Lovecraft: Fear of the Unknown is a 2008 documentary film about American writer H. P. Lovecraft.

==Summary==
The film examines the life, work, and mind of the creator of the Cthulhu Mythos. It features interviews with Guillermo del Toro, Neil Gaiman, John Carpenter, Peter Straub, Caitlin R. Kiernan, Ramsey Campbell, Stuart Gordon, S. T. Joshi, Robert M. Price, and Andrew Migliore.

==Release and reception==
The film was released on Blu-ray and DVD in the United States on October 27, 2009.
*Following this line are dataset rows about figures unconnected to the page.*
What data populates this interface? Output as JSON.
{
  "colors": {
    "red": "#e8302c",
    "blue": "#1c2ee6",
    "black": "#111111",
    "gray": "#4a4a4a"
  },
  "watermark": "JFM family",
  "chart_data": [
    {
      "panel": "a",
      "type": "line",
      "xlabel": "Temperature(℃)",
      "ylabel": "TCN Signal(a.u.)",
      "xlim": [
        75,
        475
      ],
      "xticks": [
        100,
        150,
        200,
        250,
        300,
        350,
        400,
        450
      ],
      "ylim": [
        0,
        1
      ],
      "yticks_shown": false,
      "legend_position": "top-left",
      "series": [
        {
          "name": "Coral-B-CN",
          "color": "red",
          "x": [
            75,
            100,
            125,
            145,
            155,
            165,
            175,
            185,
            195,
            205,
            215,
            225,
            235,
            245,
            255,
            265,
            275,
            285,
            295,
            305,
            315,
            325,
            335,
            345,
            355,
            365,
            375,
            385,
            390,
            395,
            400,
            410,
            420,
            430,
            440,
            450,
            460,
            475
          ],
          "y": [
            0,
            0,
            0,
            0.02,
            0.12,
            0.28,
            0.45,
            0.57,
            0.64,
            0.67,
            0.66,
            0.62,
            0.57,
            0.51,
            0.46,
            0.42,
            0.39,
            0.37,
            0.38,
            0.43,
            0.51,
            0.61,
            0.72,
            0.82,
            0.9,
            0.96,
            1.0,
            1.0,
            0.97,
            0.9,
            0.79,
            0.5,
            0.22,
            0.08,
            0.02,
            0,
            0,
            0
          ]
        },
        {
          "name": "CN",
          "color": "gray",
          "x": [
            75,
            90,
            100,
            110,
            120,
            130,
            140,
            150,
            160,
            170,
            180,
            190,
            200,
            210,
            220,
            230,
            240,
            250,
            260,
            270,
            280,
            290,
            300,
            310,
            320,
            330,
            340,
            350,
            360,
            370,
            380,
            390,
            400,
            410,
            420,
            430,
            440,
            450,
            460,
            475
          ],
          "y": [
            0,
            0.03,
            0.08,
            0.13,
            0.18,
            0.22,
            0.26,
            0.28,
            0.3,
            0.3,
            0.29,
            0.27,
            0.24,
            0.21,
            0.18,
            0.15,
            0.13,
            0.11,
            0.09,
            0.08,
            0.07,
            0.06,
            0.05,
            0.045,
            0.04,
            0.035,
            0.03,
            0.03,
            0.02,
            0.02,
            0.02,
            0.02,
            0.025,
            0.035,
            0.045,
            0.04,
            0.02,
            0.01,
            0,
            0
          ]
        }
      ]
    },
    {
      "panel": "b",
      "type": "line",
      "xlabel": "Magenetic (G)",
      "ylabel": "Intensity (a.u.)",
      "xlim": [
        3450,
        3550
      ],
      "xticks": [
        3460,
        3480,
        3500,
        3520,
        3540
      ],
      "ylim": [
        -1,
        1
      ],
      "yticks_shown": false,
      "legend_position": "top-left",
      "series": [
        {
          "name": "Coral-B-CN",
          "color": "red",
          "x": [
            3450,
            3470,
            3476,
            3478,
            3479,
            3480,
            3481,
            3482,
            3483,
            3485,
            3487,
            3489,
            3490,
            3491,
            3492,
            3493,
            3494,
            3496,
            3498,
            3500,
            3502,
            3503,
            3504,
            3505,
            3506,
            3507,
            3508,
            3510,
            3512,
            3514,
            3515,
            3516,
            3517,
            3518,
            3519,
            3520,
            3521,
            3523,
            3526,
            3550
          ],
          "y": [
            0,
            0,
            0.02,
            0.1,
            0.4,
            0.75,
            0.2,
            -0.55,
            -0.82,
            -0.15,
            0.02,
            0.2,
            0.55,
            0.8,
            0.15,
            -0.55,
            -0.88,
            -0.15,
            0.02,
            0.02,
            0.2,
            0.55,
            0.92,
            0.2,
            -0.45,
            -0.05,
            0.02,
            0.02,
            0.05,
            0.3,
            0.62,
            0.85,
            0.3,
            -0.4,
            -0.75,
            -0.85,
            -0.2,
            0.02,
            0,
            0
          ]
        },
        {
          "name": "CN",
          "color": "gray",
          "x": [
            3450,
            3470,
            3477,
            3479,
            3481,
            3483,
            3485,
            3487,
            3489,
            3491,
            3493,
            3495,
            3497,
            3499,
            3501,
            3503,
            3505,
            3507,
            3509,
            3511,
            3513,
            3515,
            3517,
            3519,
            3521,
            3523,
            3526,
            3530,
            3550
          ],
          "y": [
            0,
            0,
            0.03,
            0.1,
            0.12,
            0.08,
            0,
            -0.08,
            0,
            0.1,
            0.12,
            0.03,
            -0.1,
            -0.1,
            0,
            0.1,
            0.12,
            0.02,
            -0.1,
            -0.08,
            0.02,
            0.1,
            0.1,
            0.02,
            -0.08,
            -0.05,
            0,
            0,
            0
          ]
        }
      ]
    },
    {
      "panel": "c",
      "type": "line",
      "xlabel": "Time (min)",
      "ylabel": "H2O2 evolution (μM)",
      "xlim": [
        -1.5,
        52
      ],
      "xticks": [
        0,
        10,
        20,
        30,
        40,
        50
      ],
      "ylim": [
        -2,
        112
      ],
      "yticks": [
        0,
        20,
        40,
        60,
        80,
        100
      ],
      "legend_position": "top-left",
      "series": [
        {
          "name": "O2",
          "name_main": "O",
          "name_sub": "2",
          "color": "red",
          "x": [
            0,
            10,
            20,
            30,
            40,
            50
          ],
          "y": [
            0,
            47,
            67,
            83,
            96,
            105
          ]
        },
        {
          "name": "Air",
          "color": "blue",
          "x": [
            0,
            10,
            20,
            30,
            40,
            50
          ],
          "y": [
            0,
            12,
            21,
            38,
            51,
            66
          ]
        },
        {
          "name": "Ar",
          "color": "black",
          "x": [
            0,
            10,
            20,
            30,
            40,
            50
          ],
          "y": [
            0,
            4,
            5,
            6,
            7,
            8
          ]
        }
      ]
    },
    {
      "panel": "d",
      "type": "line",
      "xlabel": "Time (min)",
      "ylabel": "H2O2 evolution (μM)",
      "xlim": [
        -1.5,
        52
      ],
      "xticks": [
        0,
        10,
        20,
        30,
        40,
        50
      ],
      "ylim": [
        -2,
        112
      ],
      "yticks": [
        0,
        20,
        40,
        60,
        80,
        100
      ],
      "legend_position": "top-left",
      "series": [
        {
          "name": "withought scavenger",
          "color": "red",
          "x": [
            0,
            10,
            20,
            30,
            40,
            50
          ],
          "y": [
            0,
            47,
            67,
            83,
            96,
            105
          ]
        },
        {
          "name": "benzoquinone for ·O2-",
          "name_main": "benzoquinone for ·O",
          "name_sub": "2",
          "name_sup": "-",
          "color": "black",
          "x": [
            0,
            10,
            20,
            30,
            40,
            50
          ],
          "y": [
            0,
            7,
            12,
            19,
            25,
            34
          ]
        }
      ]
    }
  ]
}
Johnny Butane of the website Dread Central gave the film a score of 4 out of 5, calling it a "solid documentary that’s sure to appeal to everyone from casual Lovecraft readers to the most hardcore of his fans".

==Awards==
The film won Best Documentary at the 2008 Comic-Con International Independent Film Festival. It was the official selection at: Cinema Du Parc in Collaboration With The Fantasia Festival 2008; Erie Horror Film Festival 2008; Buenos Aires Rojo Sangre Festival 2008; Shriekfest Horror Film Festival 2008; The H.P. Lovecraft Film Festival 2008; TromaDance 2009 and Porto Alegre, Brazil's Fantaspoa Festival 2009.